More needs to be done to provide safe spaces for those with mental heath issues in Burton who are taken to the police station for assessment, council chiefs have said.
A report by a health scrutiny working group at East Staffordshire Borough Council also said there needs to be more advertising of mental health services in Burton so those experiencing crisis for the first time know where to turn, instead of being transferred to the police station.
It comes after the council revealed it was considering turning Crossley House, in Manor Croft, at Burton's Market Place, into a safe space for people who have mental health problems.
The report has now been considered by the borough council’s cabinet which heard there were three main issuing arising from mental health provision. These include a lack of communication so, despite the rise of social media, people who are newly in crisis tend to revert to A&E or the police.
The report said: "They are not always aware of services they can access to simply listen, especially at night, or voluntary services who can assess and prevent deterioration and keep people well."
It said there also needs to be more integration of services across providers/agencies. It said that while there are enough services, there needs to be more joined up thinking.
The report also revealed a lack of suitable safe spaces, saying: "Within East Staffordshire individuals in crisis have limited options for immediate support. Those people in crisis in the borough may be taken to a police station to await a professional assessment.
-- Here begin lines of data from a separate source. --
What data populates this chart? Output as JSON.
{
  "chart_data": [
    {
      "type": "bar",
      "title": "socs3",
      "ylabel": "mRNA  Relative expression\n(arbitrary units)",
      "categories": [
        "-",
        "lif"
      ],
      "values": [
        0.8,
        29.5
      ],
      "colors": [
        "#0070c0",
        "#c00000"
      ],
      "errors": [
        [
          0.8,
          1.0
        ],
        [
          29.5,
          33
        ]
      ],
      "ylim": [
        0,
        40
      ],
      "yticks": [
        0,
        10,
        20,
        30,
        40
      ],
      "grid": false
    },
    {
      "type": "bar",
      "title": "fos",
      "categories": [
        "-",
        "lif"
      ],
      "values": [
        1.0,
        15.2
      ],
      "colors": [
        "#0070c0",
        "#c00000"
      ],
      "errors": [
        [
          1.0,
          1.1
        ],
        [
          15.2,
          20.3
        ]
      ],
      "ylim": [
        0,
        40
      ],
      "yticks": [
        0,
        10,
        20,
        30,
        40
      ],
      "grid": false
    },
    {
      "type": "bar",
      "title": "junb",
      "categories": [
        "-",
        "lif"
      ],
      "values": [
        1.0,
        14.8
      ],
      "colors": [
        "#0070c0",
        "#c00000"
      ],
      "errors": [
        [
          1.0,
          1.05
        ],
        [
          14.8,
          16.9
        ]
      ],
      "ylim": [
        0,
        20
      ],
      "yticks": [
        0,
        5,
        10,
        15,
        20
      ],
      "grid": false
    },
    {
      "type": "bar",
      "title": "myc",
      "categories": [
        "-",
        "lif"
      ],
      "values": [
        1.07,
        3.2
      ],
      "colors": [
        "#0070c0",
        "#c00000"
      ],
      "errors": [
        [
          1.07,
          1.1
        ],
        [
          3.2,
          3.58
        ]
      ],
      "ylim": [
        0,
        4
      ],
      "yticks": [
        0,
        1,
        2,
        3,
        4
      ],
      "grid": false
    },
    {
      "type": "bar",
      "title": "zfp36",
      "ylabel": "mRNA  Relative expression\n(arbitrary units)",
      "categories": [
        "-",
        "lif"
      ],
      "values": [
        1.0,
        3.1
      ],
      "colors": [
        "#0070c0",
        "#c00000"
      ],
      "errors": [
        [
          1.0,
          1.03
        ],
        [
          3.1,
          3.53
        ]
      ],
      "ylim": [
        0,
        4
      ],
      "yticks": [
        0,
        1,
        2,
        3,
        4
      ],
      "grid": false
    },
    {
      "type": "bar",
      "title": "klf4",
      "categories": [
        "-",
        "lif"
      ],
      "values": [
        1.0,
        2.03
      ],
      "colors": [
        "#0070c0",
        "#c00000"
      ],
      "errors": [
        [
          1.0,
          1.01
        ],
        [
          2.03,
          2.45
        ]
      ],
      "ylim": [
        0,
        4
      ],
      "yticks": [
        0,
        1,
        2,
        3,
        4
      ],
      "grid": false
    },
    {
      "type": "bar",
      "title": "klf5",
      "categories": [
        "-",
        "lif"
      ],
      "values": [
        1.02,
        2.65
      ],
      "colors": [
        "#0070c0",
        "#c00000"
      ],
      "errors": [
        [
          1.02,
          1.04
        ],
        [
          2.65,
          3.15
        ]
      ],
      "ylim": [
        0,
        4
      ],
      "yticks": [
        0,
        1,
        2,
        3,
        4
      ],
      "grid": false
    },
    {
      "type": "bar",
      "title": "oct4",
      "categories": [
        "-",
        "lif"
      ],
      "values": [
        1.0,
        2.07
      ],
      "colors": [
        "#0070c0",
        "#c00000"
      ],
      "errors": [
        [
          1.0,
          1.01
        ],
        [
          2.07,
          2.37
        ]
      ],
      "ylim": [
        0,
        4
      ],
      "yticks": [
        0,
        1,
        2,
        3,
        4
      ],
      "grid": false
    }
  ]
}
Although designated as a safe space, it is not a welcoming environment and people in distress may feel frightened rather than safe."
The authority previously revealed it hopes to turn Burton's Crossley House into a safe space, after it stopped its Shopmobility service and has asked Mencap’s cafe to move out, drawing criticism from the elderly and disabled.
The news that Crossley House could become a safe space was praised by mental health campaigner Matt Long, who said: "Burton desperately needs a safe space facility. The real crisis in mental health lies at the acute end of the spectrum. While a safe space facility is not the same as a hospital for the mentally ill and could not cater for those needing to be sectioned under The Mental Health Act, it would provide an invaluable safety net and help catch those falling into the depths of acute mental ill health."
Dr Long campaigned against the controversial closure of the Margaret Stanhope Centre, which provided beds for those with mental health problems in Burton.
The report added that there are a range of options available to residents of East Staffordshire who are in need of mental health services provided by the NHS, Primary Care and voluntary services and cover needs from 'wellness' to 'crisis' to hospital care and living with ongoing conditions.
But admitted most are concentrated in the Burton and surrounding areas, with more rural areas having relatively little access. Even for acute care, the service is home based with beds being in Tamworth and Stafford, since the closure of the Margaret Stanhope.
It has been recommended that the council continues to work with health and county council colleagues to ensure there is adequate provision of NHS and voluntary mental health services across the whole of East Staffordshire. Services also need to be advertised as widely as possible, via all media, especially at potential crisis points.